Langebro, Copenhagen, in the Moonlight with Running Figures by Christoffer Eckersberg (1836)
(45 x 33cms)
Statens Museum for Kunst, Copenhagen
My final offering is also a “fleeting moment” depiction. Eckersberg completed Langebro, Copenhagen, in the Moonlight with Running Figures in 1836. This is what is termed as one of Eckersberg’s “unresolved narratives”. The idea for this work came to Eckersberg in October 1836 when he was taking a stroll along the waterfront. He decided to paint a depiction of the bridge, not in the daytime but he decided to make it part of a nocturnal moonlight scene. To the depiction of the bridge he has added a number of people running along it, towards us. As was the case in the previous work, Eckersberg has depicted a scene and let us, the observers, work out what is going on. Are the people running away from something, such as a fire or are they running towards something? There are certainly signs of desperation in the way the people have been portrayed. Look at the woman by the bridge railing. What is she pointing at? The painting poses many questions. One line of thought is that in the same year Eckersberg completed the work the Danish novelist Carl Bernhard published his new work Dagvognen (The Stagecoach), the climax of which is set on the Langebro and told of a young man rescuing a young woman who is trying to drown herself.

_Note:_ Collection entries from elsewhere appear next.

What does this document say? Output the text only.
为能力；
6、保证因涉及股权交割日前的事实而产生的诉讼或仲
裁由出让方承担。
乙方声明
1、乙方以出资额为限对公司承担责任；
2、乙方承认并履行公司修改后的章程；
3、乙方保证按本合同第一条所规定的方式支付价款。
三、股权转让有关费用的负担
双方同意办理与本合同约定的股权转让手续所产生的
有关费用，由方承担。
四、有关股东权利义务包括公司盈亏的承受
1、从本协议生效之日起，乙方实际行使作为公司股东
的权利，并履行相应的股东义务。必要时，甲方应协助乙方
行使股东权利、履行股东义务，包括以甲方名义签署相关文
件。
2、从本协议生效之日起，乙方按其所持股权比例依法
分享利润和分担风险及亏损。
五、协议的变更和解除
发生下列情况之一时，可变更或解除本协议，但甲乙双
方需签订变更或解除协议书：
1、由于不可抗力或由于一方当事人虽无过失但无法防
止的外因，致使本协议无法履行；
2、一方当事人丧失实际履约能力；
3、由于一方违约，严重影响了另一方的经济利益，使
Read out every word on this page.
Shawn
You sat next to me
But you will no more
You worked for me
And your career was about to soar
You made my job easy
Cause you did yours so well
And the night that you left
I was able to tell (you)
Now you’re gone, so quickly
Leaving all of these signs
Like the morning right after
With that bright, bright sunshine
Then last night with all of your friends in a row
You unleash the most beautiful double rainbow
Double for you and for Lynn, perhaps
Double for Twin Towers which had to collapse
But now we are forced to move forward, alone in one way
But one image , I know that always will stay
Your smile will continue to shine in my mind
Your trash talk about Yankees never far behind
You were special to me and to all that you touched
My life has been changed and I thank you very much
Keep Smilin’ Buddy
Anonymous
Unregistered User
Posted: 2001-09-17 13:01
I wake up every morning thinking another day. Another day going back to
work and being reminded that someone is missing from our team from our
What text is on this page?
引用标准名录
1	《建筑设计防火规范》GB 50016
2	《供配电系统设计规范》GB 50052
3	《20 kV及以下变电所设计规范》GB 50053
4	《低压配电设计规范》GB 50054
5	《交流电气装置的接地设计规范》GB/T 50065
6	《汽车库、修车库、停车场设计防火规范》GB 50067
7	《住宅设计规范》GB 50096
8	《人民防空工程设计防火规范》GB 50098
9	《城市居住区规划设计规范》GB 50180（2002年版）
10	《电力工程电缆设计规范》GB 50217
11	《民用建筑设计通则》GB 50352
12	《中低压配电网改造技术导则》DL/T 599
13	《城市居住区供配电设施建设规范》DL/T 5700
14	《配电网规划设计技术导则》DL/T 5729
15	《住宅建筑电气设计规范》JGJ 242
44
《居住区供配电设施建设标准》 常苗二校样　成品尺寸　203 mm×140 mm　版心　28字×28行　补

Christoffer Eckersberg was married three times. In the Part 1 of this blog I talked about his first and somewhat disastrous marriage to Christine Rebecka Hyssing the father of his first child. This ended in divorce in 1816 after just three years. The following year he married Julie Juel, the daughter of his great mentor, the Danish portrait painter, Jens Juel. Julie died in 1827. A year later, in 1828, Eckersberg, aged 45 married Julie’s sister Sanne. They were married for twelve years until her death in 1840. Eckersberg fathered eleven children.
Christoffer Wilhelm Eckersberg died in 1853 of cholera. He was seventy years of age.